The White-shouldered Ibis.

Erik Meijaard: The Tale of the Ibis in Indonesia


SEPTEMBER 04, 2015

There is an unusual species living among us, but very few people know of its existence. It’s a bird, and quite a big bird for that matter. It’s certainly not something you would overlook if it landed in your backyard or on your balcony. But the chances of seeing one as a city-based newspaper reader are about the same as you being sucked through a worm hole and continuing your life on a habitable planet in a different universe (yes, I did watch “Interstellar”).

Fewer than 1,000 of these birds are thought to survive in the world. Once distributed over large parts of Southeast Asia, from Myanmar and Vietnam in the north to Peninsular Malaysia and Borneo in the south, it is nowadays confined to pockets of riverine and swamp forest in Cambodia, extreme southern Laos and Indonesian Borneo.

I am talking about the White-shouldered Ibis, known in Kalimantan as the Karau. It’s a curious looking bird, with the typical, long, curved ibis bill, dark brown feathers, with a striking white patch on the back of its head, blueish wings, orange eyes and bright red legs. This bird struts its stuff along tropical river banks, looking for worms, crabs and other tasty bites.

The species was described in 1875 by Allan Octavian Hume, who has been called “the father of Indian Ornithology.” As a tragic reminder of what we scientists sometimes have to go through, the following story is told about Mr. Hume. In 1883, Hume returned from a collecting trip to find that many pages of the manuscripts that he had maintained over 15 years had been stolen and sold off as waste paper by a servant! Thank the lord for hard drives, USB sticks, and cloud services.

Hume certainly wasn’t the first one to notice this curious bird. In fact, 40 years prior to his discovery Dr. Müller, a German naturalist working in the Dutch East Indies, shot several of these ibises along the Barito River in what is now Central Kalimantan province. He didn’t think that much of his discovery, and considered the bird the same as the Red-naped Ibis from the Indian subcontinent. Why, I wonder. The two species look completely different, with one having a bright red patch behind its head and the other a white one. I guess Dr. Müller didn’t have the same luxury as me of quickly googling the species and doing an online comparison.

What Hume and Müller had in common is that they lived at a time when the White-shouldered Ibis was still wide-spread. Both described the species as not-uncommon but very wary. Being the size of a goose and living along river banks obviously made this species a prime target for hunters and egg collectors. To be wary was necessary in order not to end up on a local barbeque.

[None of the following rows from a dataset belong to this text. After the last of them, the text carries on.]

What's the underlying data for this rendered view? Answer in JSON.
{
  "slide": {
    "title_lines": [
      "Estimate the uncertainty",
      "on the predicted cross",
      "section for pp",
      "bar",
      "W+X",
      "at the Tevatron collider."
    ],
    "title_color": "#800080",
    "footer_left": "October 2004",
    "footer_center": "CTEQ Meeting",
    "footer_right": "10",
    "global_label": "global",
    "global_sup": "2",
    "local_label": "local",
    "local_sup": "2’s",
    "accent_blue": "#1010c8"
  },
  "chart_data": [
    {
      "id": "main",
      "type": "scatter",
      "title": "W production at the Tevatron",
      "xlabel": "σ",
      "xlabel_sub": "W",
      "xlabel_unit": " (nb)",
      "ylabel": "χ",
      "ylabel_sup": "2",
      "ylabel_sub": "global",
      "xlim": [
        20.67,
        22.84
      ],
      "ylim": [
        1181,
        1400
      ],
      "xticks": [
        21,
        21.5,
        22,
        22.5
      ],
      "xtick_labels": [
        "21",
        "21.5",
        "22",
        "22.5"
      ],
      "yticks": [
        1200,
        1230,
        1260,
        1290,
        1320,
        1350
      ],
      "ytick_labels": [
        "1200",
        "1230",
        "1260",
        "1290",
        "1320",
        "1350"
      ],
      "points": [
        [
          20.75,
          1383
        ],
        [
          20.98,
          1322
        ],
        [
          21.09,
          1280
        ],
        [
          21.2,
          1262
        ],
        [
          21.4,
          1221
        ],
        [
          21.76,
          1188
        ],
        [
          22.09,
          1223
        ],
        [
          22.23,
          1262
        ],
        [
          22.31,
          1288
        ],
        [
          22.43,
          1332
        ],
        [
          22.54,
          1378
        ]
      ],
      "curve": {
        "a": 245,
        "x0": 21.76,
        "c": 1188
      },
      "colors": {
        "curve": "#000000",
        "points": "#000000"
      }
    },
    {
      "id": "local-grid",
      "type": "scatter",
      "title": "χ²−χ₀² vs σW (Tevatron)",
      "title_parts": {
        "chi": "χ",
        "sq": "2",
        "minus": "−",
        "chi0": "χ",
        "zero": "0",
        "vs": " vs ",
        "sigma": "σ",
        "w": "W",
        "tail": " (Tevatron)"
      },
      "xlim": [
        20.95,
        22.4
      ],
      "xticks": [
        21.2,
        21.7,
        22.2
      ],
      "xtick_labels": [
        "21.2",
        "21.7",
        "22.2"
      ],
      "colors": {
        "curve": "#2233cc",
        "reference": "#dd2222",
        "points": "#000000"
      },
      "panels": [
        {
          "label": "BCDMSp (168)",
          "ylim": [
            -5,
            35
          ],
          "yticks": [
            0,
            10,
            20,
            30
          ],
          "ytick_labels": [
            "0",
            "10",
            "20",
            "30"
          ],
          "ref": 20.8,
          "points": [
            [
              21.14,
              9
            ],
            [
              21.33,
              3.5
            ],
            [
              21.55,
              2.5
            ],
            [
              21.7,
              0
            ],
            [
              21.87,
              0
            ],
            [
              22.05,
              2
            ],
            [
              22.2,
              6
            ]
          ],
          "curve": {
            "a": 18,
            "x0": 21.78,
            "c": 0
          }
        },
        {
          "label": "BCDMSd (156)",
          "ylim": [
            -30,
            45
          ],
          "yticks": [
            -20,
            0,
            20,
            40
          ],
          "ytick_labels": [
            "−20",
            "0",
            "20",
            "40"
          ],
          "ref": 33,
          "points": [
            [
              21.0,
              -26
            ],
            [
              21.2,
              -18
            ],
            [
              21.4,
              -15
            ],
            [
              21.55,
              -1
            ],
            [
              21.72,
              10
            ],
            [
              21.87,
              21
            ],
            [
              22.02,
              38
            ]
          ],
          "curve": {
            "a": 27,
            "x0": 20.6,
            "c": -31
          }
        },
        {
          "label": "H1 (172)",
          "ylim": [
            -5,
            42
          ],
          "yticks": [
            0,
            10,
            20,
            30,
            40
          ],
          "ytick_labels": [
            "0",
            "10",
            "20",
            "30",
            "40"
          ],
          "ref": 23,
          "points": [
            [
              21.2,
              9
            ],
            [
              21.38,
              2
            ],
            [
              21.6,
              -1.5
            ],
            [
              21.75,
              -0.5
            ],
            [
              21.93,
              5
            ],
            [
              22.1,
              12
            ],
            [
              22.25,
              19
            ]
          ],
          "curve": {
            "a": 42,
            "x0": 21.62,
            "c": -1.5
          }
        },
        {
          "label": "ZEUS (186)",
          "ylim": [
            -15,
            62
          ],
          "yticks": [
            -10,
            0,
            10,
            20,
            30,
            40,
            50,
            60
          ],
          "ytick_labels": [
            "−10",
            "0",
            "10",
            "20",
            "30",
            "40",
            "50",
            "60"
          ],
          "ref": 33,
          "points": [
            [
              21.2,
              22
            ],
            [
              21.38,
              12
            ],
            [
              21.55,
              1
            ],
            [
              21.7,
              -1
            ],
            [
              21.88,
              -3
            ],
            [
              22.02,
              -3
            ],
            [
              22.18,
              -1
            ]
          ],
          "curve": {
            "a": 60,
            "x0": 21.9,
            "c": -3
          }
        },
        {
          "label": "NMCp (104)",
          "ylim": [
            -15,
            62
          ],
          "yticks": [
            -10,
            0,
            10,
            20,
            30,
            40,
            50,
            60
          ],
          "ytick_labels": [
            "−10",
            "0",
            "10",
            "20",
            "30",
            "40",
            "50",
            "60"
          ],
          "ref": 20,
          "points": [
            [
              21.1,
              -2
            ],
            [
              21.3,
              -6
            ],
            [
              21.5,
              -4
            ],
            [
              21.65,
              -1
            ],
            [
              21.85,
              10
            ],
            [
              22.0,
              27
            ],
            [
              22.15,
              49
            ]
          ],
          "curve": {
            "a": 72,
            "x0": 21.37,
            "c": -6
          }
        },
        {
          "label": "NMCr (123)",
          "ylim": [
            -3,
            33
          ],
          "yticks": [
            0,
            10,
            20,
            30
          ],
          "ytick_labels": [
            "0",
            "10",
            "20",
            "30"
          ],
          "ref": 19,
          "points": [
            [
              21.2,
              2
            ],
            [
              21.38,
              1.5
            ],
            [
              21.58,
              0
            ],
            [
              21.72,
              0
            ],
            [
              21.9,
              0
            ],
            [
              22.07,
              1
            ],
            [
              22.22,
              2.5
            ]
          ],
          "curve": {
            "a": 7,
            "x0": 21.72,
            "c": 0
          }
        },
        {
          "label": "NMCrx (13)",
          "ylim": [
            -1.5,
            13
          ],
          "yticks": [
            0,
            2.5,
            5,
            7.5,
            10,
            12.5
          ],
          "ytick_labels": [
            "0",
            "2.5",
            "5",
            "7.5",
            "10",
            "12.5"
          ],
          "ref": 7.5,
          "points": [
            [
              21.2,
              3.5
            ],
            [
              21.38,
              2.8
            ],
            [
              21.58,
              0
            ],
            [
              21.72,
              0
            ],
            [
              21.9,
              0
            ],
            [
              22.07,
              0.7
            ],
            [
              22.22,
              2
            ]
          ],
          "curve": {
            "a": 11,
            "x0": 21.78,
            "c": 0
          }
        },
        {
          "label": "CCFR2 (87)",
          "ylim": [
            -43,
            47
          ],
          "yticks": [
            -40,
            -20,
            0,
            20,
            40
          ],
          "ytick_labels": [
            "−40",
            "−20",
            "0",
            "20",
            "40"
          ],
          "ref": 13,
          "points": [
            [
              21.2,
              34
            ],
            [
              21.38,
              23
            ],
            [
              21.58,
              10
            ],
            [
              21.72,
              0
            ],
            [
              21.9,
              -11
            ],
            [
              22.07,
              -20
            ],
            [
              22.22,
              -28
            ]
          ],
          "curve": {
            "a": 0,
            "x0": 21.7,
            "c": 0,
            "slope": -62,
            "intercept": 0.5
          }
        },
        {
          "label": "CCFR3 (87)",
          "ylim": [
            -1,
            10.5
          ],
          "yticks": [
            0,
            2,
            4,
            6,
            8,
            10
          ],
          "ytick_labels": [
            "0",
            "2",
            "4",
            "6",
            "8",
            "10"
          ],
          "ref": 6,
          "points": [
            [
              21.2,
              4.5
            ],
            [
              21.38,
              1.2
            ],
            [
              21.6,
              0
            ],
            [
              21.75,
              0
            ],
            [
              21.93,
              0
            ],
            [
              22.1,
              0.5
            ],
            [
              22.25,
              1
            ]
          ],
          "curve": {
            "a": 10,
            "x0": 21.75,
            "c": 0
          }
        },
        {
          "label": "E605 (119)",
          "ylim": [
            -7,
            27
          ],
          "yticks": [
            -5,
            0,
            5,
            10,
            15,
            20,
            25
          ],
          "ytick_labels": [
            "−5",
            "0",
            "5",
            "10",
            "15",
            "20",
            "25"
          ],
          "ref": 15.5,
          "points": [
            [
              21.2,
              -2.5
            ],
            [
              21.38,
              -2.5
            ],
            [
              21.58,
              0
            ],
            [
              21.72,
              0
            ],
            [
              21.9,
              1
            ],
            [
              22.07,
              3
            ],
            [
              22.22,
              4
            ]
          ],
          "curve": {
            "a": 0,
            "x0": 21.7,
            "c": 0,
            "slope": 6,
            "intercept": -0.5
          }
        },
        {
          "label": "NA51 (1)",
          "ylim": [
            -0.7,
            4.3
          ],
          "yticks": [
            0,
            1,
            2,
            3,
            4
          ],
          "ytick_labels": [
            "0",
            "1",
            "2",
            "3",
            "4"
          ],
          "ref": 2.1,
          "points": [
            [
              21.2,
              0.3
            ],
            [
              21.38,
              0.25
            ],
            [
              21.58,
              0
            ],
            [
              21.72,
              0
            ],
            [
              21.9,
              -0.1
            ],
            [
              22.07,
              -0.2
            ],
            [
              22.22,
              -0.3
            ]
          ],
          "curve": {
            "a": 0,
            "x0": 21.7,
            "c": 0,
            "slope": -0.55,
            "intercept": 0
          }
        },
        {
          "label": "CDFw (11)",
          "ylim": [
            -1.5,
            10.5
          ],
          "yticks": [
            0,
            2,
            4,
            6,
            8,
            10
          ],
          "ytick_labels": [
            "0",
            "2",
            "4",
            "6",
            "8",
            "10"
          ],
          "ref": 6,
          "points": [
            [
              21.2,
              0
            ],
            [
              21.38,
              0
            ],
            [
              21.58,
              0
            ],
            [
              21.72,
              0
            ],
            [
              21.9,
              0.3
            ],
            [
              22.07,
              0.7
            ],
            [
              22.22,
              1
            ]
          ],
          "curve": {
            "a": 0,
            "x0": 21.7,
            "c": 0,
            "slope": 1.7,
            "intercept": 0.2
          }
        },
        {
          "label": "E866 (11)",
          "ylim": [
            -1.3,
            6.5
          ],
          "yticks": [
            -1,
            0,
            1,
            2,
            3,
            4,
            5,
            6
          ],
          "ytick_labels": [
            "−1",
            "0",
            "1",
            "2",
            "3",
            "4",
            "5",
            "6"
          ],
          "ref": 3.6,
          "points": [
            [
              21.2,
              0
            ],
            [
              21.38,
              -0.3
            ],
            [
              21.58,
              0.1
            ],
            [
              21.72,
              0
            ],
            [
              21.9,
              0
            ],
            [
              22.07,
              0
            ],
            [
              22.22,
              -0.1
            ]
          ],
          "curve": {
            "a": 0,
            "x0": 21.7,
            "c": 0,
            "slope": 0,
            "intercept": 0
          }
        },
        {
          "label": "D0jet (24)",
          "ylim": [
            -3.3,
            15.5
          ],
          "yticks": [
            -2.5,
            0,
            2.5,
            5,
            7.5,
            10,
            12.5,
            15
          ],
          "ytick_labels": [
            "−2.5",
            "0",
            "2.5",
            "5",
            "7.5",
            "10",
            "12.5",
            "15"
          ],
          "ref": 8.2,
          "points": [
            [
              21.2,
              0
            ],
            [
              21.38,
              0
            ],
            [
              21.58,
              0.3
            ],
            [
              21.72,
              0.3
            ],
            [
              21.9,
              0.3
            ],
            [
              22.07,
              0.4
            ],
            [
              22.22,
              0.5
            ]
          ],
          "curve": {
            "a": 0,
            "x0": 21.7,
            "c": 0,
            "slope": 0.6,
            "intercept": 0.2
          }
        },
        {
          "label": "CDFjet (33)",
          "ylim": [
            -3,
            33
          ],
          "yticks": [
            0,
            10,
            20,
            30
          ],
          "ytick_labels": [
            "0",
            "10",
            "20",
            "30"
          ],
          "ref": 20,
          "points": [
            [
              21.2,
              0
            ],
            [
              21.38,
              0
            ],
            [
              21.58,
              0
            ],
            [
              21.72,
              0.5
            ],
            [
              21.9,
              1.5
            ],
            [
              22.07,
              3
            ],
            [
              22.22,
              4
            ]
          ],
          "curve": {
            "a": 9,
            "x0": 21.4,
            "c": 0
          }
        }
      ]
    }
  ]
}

Unfortunately, people and White-shouldered Ibises like the same habitat, fertile river banks and back swamps. And with people calling the shots in this competition, the ibis is being pushed into extinction as we speak.

What strikes me as strange is that Indonesia has fewer than 100 birds of this globally endangered species left, but that almost nobody is doing anything to help it survive. I know the government authorities have neither the manpower, nor expertise to effectively protect all 1,259 species in the country listed as threatened with extinction. But surely someone could do something. Some local NGOs and students from Mulawarman University in Samarinda have done bits and pieces of survey work, but, to the best of my knowledge, no real programs have been developed to reduce habitat loss and hunting.

A friend of mine – I call him “the Dutch Dayak” – frequently travels to the upper Mahakam River area, where his family lives. He recently told me that people there may occasionally shoot the ibis, because of their preposterous behavior. Any bird that shows itself so obviously on river banks, surely is worth a shot. Local people recollect that in the recent past, large groups of White-shouldered Ibises were regularly seen on pebbly river banks, but nowadays it is almost never encountered. I last saw one in 2005. The “Dutch Dayak” generally sees one or two birds, most but not all times when he does his annual upriver home trip. This doesn’t sound like many birds remain.

As far as I am aware, no zoos or breeding centers in Indonesia presently hold these birds, so if they disappear from the Mahakam – as they did from the Barito where they were last recorded in 1984 – that’s it for Indonesia. Another species ticked off as nationally extinct, with the authorities asleep at the helm.

Surely it can’t be that difficult to do something! How hard can it be to breed these birds in captivity? How hard is it to work with communities in the Mahakam area, getting them to stop shooting these birds or collecting their eggs?

Why do we not tell the many oil-palm and coal-mining concessions in the Mahakam region who have illegally planted their oil-palm all the way up to the river bank or dug their coal-holes in the backswamps to donate a million dollar to an effectively coordinated program to prevent the loss of another Indonesian species?

Successful species conservation is all about leadership, commitment and organization. Someone urgently needs to stick out their neck and stand up for the White-shouldered Ibis. Volunteers?

Erik Meijaard is a conservation scientist coordinating the Borneo Futures initiative.